また、通常の青味のある白球を使うより、色温度の低いWavePoint TropicalWaveGIESEMANN Middayを使うことで、3波長蛍光灯の弱点でもある500-540nmの欠落を多少補完することも可能です。
ちなみに、特にご紹介しておきたいのがUVLighting ActinicWhiteですが、なんとこの白球には初めからActinicが入ってます♪ しかし残念なことに、400-430nmのボリュームと引き替えに、440-500nmが減退。。。惜しいなぁ。。

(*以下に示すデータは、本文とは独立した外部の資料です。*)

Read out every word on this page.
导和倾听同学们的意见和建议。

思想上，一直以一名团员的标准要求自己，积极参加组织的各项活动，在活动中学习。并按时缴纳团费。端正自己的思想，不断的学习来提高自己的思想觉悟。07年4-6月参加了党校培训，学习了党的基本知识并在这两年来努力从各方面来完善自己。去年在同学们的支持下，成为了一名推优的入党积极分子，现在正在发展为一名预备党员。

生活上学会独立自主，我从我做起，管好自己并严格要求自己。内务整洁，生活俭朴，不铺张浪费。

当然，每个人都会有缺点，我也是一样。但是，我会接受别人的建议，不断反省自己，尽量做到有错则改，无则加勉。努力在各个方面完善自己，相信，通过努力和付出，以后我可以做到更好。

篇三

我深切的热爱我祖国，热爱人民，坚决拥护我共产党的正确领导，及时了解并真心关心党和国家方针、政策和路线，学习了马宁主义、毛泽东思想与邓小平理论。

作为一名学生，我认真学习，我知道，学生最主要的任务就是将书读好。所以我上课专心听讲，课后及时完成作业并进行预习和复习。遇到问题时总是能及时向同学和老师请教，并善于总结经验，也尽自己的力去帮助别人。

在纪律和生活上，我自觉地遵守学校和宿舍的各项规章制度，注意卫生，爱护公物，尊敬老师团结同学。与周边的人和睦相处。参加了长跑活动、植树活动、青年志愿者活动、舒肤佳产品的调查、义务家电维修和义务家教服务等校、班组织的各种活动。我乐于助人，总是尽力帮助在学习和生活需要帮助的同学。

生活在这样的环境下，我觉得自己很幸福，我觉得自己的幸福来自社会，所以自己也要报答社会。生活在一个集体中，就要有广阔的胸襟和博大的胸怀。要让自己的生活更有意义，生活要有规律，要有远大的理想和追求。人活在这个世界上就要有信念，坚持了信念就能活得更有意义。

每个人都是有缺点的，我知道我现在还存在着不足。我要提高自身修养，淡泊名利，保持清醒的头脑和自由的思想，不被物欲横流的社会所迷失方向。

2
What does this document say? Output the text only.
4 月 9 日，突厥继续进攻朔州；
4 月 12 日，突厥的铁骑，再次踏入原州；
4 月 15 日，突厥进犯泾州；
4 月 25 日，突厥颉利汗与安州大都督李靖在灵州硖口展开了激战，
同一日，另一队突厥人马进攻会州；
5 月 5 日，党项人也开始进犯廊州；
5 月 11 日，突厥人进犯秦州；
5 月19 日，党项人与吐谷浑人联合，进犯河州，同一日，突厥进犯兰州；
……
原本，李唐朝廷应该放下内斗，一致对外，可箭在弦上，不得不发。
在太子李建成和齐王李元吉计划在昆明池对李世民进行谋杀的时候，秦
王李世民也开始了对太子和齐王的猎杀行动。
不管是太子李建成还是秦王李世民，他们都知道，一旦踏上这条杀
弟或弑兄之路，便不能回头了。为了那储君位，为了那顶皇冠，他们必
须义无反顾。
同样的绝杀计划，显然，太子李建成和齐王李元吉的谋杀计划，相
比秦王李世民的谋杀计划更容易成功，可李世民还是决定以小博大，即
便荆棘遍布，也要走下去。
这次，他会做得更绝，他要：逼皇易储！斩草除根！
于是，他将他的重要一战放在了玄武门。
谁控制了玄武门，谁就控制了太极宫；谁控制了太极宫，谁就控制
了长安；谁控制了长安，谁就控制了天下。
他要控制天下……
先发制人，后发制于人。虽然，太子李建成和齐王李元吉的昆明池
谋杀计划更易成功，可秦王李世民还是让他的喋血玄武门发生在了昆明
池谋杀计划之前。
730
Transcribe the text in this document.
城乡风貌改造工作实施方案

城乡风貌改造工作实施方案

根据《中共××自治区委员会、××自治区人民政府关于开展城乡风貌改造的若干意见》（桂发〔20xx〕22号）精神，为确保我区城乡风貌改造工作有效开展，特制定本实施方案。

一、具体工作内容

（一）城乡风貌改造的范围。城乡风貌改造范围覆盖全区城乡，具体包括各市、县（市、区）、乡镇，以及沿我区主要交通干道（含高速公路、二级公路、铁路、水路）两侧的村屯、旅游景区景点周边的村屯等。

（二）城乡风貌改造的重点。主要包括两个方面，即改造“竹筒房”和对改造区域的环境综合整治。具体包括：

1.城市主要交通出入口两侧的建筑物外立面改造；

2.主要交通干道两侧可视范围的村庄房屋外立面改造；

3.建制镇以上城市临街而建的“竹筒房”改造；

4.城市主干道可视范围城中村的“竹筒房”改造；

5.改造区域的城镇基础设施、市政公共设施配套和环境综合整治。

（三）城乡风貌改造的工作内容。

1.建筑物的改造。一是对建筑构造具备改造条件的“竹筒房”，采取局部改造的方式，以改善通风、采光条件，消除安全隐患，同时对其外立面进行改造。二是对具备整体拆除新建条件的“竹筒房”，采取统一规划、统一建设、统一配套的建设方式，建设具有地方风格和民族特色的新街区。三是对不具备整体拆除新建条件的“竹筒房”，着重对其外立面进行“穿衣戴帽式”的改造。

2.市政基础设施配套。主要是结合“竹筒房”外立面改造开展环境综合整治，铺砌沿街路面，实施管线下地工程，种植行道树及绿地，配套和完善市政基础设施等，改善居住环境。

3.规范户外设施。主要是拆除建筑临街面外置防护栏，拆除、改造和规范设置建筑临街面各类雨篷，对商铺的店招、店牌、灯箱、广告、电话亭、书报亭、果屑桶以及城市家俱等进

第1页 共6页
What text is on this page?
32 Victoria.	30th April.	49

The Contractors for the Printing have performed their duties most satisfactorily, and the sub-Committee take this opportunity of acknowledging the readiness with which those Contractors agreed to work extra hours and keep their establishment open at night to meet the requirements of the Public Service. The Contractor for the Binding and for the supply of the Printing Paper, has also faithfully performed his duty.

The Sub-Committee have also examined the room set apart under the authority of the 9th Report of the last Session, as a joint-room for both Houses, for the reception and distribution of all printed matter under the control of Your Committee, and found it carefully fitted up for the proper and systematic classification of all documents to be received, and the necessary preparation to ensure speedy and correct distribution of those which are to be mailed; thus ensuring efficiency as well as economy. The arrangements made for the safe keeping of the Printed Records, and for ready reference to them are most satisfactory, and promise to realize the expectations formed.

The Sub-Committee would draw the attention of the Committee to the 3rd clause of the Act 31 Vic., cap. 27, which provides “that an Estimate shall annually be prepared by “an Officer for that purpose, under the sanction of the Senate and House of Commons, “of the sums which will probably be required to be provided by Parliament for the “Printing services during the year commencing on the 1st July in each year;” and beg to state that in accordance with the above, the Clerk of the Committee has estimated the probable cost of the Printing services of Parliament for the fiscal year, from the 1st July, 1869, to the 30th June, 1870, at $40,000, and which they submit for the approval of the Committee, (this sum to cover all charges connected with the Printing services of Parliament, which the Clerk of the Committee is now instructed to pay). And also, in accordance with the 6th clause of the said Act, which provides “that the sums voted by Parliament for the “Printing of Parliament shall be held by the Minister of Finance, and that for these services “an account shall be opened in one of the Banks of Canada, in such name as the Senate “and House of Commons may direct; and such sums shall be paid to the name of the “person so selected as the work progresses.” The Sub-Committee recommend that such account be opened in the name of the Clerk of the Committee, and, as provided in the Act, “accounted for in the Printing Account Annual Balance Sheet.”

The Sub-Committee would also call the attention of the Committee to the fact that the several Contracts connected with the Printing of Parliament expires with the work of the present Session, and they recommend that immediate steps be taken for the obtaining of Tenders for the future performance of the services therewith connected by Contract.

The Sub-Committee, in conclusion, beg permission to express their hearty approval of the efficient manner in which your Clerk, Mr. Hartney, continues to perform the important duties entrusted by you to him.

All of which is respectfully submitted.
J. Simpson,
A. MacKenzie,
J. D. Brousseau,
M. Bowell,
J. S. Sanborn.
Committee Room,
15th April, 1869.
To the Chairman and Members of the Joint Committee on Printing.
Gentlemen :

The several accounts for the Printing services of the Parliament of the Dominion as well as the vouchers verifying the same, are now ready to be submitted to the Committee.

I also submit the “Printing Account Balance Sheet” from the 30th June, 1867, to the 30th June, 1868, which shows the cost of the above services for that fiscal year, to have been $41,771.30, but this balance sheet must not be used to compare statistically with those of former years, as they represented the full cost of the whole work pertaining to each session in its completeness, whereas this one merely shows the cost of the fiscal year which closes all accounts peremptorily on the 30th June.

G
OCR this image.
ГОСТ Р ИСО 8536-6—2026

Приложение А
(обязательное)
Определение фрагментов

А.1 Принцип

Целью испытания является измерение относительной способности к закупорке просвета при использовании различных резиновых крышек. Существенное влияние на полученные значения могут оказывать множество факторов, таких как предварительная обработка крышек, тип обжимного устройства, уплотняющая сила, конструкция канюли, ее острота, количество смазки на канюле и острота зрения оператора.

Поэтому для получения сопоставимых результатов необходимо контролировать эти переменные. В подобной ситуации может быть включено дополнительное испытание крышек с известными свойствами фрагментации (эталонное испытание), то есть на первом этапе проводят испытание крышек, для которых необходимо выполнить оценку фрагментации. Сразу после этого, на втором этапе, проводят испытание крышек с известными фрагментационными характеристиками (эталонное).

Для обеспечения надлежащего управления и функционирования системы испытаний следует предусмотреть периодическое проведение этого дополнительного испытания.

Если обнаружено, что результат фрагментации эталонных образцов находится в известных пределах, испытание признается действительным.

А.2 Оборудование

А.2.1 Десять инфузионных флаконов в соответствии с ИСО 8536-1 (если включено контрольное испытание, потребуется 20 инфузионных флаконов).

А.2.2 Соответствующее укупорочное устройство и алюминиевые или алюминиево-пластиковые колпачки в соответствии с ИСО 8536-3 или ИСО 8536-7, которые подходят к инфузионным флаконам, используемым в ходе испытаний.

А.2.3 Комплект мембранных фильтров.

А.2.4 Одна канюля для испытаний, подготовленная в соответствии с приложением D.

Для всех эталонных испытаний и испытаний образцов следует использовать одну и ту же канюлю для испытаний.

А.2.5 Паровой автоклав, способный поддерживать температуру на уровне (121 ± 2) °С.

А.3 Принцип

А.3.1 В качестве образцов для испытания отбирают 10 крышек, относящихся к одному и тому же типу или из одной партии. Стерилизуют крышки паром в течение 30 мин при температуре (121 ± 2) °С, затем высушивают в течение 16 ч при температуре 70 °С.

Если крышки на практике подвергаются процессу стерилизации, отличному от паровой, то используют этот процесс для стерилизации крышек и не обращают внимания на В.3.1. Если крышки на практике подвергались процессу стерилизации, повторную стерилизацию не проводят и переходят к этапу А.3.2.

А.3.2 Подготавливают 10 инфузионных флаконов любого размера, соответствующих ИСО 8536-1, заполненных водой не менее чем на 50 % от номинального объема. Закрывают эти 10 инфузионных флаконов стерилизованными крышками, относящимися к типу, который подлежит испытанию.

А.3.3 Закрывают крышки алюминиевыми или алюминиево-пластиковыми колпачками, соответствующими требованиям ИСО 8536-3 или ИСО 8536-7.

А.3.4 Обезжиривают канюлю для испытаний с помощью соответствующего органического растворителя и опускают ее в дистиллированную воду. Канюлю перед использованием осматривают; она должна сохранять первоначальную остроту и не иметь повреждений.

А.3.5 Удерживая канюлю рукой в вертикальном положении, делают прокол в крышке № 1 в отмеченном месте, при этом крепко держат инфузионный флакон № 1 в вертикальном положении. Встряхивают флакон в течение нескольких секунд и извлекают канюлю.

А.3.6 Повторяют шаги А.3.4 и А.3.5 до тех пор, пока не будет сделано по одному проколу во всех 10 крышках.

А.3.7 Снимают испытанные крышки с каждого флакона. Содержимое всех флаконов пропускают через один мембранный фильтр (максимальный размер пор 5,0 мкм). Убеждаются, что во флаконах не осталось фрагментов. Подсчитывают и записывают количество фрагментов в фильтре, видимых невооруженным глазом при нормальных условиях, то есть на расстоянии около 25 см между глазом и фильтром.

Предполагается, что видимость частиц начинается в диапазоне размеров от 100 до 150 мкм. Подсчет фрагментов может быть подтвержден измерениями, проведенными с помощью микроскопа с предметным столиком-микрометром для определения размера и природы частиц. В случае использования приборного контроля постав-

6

。

続いて、Blue系。

各社T5 Blue系 放射照度比較・スペクトル一致性比較

Blue系は、細かく見れば帯域の幅や高さに差異が見られるものの、ザックリ見ればどれも同じスペクトルです。これほど一致したスペクトルなら、どれをどれに入れ換えても効果に違いは生まれないでしょう。但し、UVLighting 454だけは他社よりも僅かに帯域幅が狭いようです。Blue系はUVLighting以外のが無難かも。
ちなみに、こうしてみると判りますが、KZ FijiPurpleはBlue系に赤610nmの蛍光体を混ぜただけのものであることが判ります。ちょい赤を足したい時、赤強化系白球やピンク系を入れるとスペクトルが崩れて困るなぁって時に、既存のBlue系と入れ換えるだけで純粋に赤だけを強化できるので、なかなか重宝するかも知れません。スペクトルを知ると、理論的に無駄なく球選びができますね。

最後は、Actinic系。

各社T5 Actinic系 放射照度比較・スペクトル一致性比較

Actinic系は、光強度の違いはあれど、スペクトルは完全に各社一致です。もはや工場も同じかと疑うほどに(笑)
ちなみに、こうしてみると判りますが、WavePoint CoralWaveはActinic系に赤610nmの蛍光体を混ぜただけのものであることが判ります。ちょい赤を足したい時、赤強化系白球やピンク系を入れるとスペクトルが崩れて困るなぁって時に、既存のActinic系と入れ換えるだけで純粋に赤だけを強化できるので、なかなか重宝するかも知れません。
デジャブ。

最後に、これらのデータはあくまでも24Wバルブでの結果であり、他のサイズのバルブでも同様の関係性が保証されるものではありませんので、何とぞご理解ください。
結論として、今回の測定条件による光量の差異から見て、どこの球がもっとも明るく優れているとはなかなか言いがたい結果となりました。とは言え、ふと気付けば、実は光量と価格は見事にバランスが取れているなぁとも感じました。24Wバルブで1本3,000円前後するものはランキングの上位に、逆に2,000円前後の安価なものはランキングの下位に位置しています。あるいはそれは今後の寿命にも関係しているかも知れません。
ただ、極論を言えば、どれをとっても極端には違いません。光量も波長も、どれも似たようなものです。ここで細かなこだわりを見せる必要はないでしょう。

T5レビュー、おわり。
球選びやスペクトルの組み方の参考になれば幸いです。